“I was looking for someone very experienced with Rosen Method to help me–mind body spirit–move through a time of difficult life transition. I was reinventing myself. After our first session, I knew I’d found my way to an extraordinary relationship. Odile can read my body like a sage. She knows how to hold me to help me come into my body and really inhabit it. Her hands offer direct feedback about where I am disconnected. I have the feeling of every cell enlivening and I feel very present with myself.”
“As a learning coach, I support a lot of people. In my work with Odile, I am supported and renewed by the awareness that results.I notice myself opening naturally. I appreciate and trust the full range of my emotions. I experience a deepening integration. Over time, I see myself learning how to bring this awareness and integration into more of my daily life. … from this journey within, I have so much more of myself available to work and play and love and create.”
“The Rosen practitioner is my witness. She watches me, touches me, notices that I am alive. I become a full person through her watching, touching, and listening. I inhabit my body. I flow into my own body, like water. And I am not alone. There is a sense of being restored, as if, lying on the table, I am drawing clear water up into my being from a deep deep well.
Metaphors about my own body often come to me during a session, and they help me to understand myself. On one occasion I experienced myself as an urn, full of creative space, not empty but open. Another time my chest felt like a giant butterfly with its colorful wings spread wide. Sometimes I have felt enormous angel wings sprouting from my shoulders. A common quality of all these metaphors is the sense of openness I get from Rosen work.”

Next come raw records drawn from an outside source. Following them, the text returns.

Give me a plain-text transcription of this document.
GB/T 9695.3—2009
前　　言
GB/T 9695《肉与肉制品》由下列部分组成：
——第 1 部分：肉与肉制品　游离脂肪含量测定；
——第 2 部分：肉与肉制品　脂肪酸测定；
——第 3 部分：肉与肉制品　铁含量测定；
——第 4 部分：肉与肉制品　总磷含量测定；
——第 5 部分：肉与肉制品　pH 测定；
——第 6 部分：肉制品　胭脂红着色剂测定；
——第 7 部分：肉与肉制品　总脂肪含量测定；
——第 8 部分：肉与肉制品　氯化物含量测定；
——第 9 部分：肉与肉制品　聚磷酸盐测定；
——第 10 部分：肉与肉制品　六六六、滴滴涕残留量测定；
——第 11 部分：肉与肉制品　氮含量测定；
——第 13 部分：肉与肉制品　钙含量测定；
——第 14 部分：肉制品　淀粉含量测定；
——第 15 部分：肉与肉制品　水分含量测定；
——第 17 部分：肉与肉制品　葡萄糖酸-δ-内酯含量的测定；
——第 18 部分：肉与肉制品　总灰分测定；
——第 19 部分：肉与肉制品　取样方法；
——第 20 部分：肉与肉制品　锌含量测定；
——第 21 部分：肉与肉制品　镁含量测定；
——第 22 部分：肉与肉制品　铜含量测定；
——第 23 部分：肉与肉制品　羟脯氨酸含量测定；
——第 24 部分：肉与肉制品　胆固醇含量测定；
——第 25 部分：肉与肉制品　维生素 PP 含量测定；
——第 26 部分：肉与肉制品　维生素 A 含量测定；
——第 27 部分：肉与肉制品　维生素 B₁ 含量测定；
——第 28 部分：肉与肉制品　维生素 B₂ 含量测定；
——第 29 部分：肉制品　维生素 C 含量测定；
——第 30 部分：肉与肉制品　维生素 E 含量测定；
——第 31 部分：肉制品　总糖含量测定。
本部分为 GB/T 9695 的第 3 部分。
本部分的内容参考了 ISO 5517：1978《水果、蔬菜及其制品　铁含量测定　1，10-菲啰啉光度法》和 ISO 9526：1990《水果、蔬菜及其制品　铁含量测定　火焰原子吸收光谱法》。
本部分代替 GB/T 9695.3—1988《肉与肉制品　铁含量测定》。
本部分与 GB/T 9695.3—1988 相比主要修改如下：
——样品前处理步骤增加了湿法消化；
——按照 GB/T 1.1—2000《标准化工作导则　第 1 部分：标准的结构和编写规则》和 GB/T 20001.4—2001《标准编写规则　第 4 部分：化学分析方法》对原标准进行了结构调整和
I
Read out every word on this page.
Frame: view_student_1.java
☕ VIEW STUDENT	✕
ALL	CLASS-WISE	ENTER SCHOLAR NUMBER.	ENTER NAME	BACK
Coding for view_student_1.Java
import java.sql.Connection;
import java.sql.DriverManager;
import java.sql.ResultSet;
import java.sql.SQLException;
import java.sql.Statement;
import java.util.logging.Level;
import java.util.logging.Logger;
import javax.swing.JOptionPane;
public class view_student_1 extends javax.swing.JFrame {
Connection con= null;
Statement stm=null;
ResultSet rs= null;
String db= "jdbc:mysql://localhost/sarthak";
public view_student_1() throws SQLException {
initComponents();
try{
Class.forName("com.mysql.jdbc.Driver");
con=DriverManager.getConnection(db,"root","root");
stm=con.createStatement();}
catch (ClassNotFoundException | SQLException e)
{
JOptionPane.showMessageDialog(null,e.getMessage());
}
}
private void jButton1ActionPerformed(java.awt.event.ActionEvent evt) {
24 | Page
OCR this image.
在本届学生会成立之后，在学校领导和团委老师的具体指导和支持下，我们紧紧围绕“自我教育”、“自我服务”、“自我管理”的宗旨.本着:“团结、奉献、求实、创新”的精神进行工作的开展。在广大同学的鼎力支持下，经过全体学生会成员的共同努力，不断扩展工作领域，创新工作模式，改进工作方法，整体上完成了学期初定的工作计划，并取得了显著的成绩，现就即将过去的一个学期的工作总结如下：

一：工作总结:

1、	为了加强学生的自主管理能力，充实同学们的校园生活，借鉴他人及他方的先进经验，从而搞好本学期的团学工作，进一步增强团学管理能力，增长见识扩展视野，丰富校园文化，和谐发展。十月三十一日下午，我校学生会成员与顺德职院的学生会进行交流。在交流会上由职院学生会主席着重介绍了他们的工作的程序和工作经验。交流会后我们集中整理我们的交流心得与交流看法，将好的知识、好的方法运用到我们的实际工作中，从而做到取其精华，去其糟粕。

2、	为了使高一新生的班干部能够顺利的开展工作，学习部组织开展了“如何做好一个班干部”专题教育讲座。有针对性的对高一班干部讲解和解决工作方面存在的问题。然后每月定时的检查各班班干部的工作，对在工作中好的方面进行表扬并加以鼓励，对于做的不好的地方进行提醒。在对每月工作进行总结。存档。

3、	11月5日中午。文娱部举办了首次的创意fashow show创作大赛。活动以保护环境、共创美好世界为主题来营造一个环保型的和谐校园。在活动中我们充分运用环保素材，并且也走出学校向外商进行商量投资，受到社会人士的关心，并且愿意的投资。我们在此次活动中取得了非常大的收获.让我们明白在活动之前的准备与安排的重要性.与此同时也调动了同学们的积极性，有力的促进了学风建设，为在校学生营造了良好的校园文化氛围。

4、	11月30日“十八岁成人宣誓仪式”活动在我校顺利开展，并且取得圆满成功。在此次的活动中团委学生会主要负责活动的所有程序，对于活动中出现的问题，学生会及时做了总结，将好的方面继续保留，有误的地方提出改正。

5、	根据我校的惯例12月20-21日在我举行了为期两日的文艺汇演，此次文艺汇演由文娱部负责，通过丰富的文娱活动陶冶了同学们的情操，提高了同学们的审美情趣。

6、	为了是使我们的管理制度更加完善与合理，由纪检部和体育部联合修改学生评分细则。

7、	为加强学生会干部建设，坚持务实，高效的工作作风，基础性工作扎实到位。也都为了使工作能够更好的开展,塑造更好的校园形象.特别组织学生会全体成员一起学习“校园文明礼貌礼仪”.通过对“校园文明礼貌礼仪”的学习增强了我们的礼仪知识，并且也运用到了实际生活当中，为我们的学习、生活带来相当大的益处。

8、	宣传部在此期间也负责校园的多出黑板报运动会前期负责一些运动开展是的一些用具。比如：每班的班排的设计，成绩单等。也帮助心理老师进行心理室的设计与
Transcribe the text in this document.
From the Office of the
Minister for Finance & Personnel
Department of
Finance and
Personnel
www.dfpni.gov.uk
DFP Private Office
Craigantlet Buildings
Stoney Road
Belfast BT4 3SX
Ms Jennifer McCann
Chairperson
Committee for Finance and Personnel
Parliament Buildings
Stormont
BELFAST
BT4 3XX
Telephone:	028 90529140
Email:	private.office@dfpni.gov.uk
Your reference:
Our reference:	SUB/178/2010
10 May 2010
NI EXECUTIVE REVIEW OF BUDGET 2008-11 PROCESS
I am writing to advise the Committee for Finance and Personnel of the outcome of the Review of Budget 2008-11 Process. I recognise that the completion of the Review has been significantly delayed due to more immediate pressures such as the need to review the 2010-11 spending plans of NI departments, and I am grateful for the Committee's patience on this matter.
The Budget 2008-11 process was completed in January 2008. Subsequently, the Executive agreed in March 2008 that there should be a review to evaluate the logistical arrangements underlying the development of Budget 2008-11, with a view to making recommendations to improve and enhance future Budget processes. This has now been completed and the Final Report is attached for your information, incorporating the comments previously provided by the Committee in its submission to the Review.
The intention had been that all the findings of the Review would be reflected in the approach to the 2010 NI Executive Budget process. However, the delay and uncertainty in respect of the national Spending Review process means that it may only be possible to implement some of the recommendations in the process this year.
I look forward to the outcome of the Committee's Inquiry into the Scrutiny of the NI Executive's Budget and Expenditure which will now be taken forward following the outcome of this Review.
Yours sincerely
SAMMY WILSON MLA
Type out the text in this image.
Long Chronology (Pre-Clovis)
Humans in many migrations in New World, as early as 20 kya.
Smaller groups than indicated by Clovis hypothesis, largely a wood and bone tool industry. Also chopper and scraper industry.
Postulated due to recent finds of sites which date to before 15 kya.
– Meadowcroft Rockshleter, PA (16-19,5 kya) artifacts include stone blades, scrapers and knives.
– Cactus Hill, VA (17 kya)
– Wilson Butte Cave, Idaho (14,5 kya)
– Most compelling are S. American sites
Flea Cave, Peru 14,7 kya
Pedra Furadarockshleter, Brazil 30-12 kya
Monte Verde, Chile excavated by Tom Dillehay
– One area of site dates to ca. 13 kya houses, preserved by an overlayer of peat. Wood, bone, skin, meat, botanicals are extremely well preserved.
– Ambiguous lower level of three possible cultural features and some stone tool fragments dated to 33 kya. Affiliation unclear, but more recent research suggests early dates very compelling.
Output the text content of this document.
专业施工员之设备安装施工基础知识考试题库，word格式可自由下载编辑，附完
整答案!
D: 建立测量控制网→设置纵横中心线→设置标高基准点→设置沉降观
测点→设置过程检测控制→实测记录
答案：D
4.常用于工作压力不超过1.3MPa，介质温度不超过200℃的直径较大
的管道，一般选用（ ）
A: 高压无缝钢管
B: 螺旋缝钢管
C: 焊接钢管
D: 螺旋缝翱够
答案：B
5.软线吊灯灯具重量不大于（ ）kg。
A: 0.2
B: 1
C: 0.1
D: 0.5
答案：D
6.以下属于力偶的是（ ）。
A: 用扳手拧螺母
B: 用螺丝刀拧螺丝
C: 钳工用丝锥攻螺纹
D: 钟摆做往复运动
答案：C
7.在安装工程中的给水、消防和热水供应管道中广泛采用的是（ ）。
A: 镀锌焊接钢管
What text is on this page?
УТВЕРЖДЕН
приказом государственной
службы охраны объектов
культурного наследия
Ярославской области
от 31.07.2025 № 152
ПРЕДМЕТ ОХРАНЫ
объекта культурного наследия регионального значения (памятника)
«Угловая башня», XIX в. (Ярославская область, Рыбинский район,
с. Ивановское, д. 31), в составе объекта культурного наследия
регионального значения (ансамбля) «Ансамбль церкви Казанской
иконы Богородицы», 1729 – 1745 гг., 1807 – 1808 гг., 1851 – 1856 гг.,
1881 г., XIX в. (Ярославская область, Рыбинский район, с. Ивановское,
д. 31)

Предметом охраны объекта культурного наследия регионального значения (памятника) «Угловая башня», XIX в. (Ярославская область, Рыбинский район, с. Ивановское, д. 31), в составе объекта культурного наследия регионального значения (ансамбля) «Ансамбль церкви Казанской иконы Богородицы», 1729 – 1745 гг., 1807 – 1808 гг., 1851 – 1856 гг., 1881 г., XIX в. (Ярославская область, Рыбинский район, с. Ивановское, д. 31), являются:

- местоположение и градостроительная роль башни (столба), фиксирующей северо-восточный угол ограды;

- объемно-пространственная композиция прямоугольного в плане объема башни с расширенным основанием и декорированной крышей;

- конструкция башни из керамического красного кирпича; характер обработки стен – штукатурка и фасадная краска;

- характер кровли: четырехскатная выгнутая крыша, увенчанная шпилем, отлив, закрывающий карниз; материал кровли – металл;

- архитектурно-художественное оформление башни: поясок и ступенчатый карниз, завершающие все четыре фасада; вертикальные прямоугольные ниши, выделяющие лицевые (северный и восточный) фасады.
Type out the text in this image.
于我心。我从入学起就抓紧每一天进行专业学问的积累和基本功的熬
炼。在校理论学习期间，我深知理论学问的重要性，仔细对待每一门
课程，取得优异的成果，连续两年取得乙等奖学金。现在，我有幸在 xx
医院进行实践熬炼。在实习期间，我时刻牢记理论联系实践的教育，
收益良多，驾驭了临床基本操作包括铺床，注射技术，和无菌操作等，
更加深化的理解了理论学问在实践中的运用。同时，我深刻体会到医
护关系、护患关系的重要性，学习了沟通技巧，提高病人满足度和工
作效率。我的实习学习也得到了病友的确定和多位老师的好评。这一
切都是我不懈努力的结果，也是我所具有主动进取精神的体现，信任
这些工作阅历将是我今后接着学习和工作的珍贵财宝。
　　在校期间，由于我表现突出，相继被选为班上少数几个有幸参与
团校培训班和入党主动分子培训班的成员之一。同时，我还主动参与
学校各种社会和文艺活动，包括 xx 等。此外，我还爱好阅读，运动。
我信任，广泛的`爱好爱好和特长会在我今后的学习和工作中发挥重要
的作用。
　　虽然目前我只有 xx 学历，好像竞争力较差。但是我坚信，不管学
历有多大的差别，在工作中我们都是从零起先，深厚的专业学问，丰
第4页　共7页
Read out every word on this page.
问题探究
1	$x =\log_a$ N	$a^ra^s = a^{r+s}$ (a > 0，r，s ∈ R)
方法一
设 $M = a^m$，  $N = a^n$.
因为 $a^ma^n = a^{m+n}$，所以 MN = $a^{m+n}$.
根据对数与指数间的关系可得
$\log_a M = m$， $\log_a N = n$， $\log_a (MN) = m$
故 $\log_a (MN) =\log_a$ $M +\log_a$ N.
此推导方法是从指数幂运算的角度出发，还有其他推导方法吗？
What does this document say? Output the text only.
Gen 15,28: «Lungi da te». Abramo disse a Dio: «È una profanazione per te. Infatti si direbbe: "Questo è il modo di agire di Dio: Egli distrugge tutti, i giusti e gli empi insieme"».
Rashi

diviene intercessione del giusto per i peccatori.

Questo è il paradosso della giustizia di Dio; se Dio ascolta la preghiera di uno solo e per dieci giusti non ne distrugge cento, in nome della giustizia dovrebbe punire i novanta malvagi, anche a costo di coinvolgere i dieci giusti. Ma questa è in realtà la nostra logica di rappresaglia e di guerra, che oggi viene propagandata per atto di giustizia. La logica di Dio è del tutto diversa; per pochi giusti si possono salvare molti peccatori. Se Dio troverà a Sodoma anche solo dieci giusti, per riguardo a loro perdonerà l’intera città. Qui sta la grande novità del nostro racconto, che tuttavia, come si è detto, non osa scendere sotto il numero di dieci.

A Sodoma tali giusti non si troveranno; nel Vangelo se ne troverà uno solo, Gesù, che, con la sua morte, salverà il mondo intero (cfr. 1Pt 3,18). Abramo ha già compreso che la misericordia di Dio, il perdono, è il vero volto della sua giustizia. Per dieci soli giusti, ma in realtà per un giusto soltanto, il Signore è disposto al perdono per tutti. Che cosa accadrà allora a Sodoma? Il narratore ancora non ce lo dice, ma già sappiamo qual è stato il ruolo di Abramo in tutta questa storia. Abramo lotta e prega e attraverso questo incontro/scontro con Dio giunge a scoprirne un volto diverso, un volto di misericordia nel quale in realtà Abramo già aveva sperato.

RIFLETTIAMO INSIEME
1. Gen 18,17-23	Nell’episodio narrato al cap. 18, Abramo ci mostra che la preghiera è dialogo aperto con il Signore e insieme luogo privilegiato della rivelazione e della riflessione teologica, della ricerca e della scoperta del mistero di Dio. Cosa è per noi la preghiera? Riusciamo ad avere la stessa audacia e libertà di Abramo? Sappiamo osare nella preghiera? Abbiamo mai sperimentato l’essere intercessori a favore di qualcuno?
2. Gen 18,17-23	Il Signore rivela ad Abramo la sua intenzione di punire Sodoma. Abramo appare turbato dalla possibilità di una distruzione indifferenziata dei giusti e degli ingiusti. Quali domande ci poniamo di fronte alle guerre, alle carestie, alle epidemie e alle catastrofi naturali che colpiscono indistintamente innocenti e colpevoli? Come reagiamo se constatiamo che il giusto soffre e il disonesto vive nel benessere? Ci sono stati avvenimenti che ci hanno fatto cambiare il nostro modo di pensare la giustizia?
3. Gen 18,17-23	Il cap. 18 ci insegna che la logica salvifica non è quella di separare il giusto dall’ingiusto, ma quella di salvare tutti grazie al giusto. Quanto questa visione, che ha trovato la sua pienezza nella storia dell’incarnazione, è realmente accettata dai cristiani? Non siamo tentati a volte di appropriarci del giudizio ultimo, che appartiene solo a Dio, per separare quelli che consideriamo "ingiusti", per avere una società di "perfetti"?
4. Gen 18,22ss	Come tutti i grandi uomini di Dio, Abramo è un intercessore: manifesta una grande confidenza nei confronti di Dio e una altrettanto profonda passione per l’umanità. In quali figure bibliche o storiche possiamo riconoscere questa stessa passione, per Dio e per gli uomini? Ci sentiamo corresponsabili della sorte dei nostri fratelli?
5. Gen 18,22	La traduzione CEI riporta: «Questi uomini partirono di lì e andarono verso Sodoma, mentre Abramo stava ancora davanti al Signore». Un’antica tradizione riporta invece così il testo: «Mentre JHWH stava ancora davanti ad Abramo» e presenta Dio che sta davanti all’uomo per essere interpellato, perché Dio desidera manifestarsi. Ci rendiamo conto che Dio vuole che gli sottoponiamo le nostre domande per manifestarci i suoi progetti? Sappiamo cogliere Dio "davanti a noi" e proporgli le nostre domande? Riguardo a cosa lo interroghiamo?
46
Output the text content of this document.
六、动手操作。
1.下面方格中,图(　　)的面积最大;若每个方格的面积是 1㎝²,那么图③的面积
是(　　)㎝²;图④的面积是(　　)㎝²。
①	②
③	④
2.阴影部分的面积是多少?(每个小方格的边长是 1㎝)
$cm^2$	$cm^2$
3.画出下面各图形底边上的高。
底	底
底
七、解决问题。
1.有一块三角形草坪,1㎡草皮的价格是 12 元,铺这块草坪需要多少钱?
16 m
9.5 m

“Although I had sat zazen for many years and had a lot of experience of mind-feeling-body relationship, I had little understanding, until I met Odile, of the particular ways old history locked into my body, was influencing the way I stand, sit, walk and breathe. Discovering the “knots”, the places gone “numb”, the places I had abandoned, was often confusing and painful, as well as joyful and connective. Gradually it became a real home coming.
This healing required the presence of a witness; one who, through sensitive touch, could feel the physical wounding, draw my attention to it and help me stay there even when I wanted to leave. It was a wonderful example of help; without being at all invasive, it gave me access to the fullness of my experience, unrestricted by the various clutches of anxiety, shame, buried angers etc. I enthusiastically recommend it.”
“My practitioner listened in a way that I had never been listened to before. Feeling Odile’s gentle hands on my body as I traveled deep within myself, feeling her attention and her total acceptance of whatever arose, gave me a kind of peace, even in the face of painful discoveries, that was profoundly important to me. There was something about knowing that she could take it all in and be there with me, something about her ability to offer unconditional support for my inner being, at the same time that she actually touched my skin, something about her ability to discard judgment, something about her straight forward but kind manner, that opened me up in ways I had not opened before.”